Bills for outsourced designing, special engineering and equipment are pouring in. Taxpayers will have to pay for a 12 trillion won ($10 billion) bailout fund to keep shipbuilders and shippers afloat. Shipbuilders belatedly pledged to cut as many as 80,000 employees in return for the bailout.

The metal industry and shipbuilding union have been demanding long-term measures to keep the shipbuilding industry afloat since 2012, but they were met with indifference. Few managers or politicians want to risk their jobs to push a restructuring that could cause massive layoffs. The unions have their reasons to protest such belated restructuring actions.

The so-called emergency actions the government has drawn up are hardly reliable, as they do not present a new business model for the industry. They are makeshift measures to sustain the business and buy time until global demand revives. They do not ensure the industry’s viability over the next 10 years based on industry conditions.

The lives of the three shipbuilders have once again been extended by political — not economic — judgment. Strict conditions must be attached when there is a colossal public fund of 12 trillion won at risk.

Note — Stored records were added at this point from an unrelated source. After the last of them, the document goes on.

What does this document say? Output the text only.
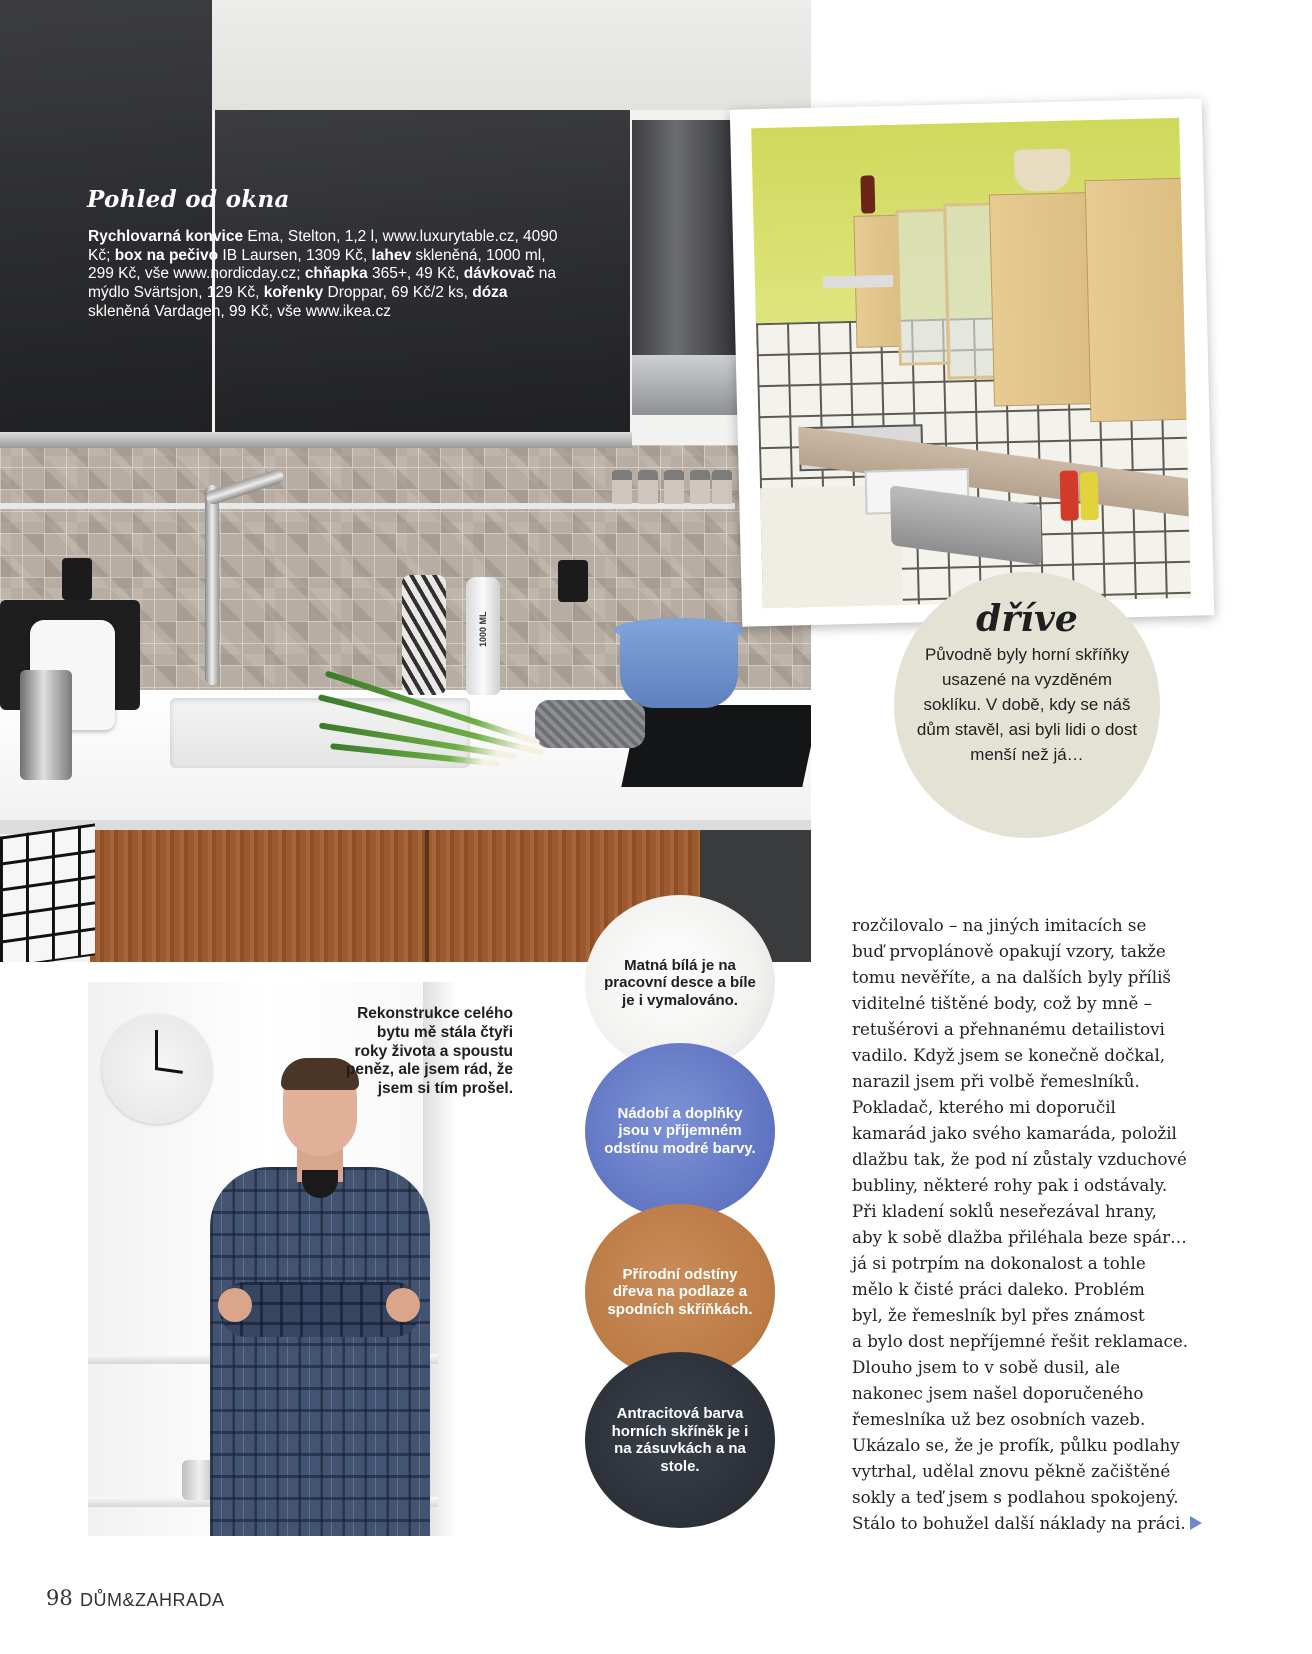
1000 ML
Pohled od okna

Rychlovarná konvice Ema, Stelton, 1,2 l, www.luxurytable.cz, 4090 Kč; box na pečivo IB Laursen, 1309 Kč, lahev skleněná, 1000 ml, 299 Kč, vše www.nordicday.cz; chňapka 365+, 49 Kč, dávkovač na mýdlo Svärtsjon, 129 Kč, kořenky Droppar, 69 Kč/2 ks, dóza skleněná Vardagen, 99 Kč, vše www.ikea.cz

dříve

Původně byly horní skříňky usazené na vyzděném soklíku. V době, kdy se náš dům stavěl, asi byli lidi o dost menší než já…

Rekonstrukce celého bytu mě stála čtyři roky života a spoustu peněz, ale jsem rád, že jsem si tím prošel.

Matná bílá je na pracovní desce a bíle je i vymalováno.

Nádobí a doplňky jsou v příjemném odstínu modré barvy.

Přírodní odstíny dřeva na podlaze a spodních skříňkách.

Antracitová barva horních skříněk je i na zásuvkách a na stole.

rozčilovalo – na jiných imitacích se
buď prvoplánově opakují vzory, takže
tomu nevěříte, a na dalších byly příliš
viditelné tištěné body, což by mně –
retušérovi a přehnanému detailistovi
vadilo. Když jsem se konečně dočkal,
narazil jsem při volbě řemeslníků.
Pokladač, kterého mi doporučil
kamarád jako svého kamaráda, položil
dlažbu tak, že pod ní zůstaly vzduchové
bubliny, některé rohy pak i odstávaly.
Při kladení soklů neseřezával hrany,
aby k sobě dlažba přiléhala beze spár…
já si potrpím na dokonalost a tohle
mělo k čisté práci daleko. Problém
byl, že řemeslník byl přes známost
a bylo dost nepříjemné řešit reklamace.
Dlouho jsem to v sobě dusil, ale
nakonec jsem našel doporučeného
řemeslníka už bez osobních vazeb.
Ukázalo se, že je profík, půlku podlahy
vytrhal, udělal znovu pěkně začištěné
sokly a teď jsem s podlahou spokojený.
Stálo to bohužel další náklady na práci.

98 DŮM&ZAHRADA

Whoever was responsible for wrecking corporate finances and squandering public funds must be tracked down and punished. The self-rescue plans the shipbuilders have come up with must be scrutinized by outside experts for feasibility and execution. The companies must be told they won’t receive a cent unless they come up with emergency actions and a new business model. The government is naïve to think it can save all three shipbuilders and two shippers. Without rigorous rationalization, streamlining and restructuring, there can be no hope for those local industries.

And Hail Mary measures are the last thing needed.

JoongAng Ilbo, June 14, Page 31

Translation by the Korea JoongAng Daily staff.

*The author is a professor of sociology at Seoul National University.